歩道を歩くと、足ともとから熱気がすごい。
光恵はふうと小さく息を吐いた。
塾のビルが見えて来ると、光恵ははっとして足を止めた。
白いBMWが正面玄関のすぐ脇にとまっている。
車から孝志が降りてくる。いつもの帽子に眼鏡。薄いブルーのシャツとカーゴパンツ。孝志の口が「ミツ」と動いた。

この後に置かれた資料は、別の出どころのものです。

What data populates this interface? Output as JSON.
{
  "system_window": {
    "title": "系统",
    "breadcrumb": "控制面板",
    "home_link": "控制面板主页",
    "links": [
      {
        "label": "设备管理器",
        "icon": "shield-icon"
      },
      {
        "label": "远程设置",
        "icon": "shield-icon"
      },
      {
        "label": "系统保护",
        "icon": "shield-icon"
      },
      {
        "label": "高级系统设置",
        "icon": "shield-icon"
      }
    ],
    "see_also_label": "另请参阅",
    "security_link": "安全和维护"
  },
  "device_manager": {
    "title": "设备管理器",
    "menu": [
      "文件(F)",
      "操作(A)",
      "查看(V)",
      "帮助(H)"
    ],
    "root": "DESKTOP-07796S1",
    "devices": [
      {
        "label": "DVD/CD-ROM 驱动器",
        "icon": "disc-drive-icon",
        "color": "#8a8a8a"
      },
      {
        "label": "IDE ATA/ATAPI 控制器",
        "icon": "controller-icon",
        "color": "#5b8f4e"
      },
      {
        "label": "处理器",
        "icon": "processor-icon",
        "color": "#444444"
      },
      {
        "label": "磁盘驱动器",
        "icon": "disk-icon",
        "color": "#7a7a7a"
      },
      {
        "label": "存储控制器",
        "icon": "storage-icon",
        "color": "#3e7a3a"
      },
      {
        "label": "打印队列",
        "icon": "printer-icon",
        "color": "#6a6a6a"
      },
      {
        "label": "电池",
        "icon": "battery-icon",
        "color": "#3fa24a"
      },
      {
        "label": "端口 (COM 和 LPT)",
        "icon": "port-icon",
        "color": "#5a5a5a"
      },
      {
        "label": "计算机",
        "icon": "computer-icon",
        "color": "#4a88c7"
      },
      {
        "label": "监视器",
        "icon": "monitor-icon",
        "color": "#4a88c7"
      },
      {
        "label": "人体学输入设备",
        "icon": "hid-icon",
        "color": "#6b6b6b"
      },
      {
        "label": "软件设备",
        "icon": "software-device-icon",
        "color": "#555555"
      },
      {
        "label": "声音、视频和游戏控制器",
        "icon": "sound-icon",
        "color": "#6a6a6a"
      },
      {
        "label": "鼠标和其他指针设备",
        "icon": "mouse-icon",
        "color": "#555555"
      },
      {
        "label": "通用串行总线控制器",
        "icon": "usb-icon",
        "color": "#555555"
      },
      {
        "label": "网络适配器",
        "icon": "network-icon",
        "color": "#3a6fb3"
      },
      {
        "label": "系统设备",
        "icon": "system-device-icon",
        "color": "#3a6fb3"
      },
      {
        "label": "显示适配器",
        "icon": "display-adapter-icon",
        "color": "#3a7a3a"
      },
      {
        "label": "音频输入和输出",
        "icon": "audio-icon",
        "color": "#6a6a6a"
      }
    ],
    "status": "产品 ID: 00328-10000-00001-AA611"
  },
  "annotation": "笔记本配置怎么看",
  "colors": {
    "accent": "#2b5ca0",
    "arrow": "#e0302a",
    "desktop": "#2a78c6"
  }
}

光恵は孝志に促されるまま、車に乗り込んだ。冷えた車内。すぐに汗が引いていく。
「連絡しなくて、悪かった」
運転席に座る孝志は、光恵の顔を見ない。いつもの甘えるような仕草も、言葉も、何もない。きっとまだ怒っていて、そして多分、光恵と同じく不安なんだろう。
「ううん。わたしも……連絡しなかったし」
「忙しかった?」
「普通よ」
孝志は帽子と眼鏡を取って、ハンドルに右手を乗せた。何か考えているような様子だ。
「あいつの言う通り、俺は見境なく動きすぎた」
孝志が言った。
「……うん」
「俺は光恵なしじゃ生きて行けない」
「……」
「この仕事を辞めてもいいと思ってる」
孝志の言葉を聞いて、光恵は「え!?」と声を上げた。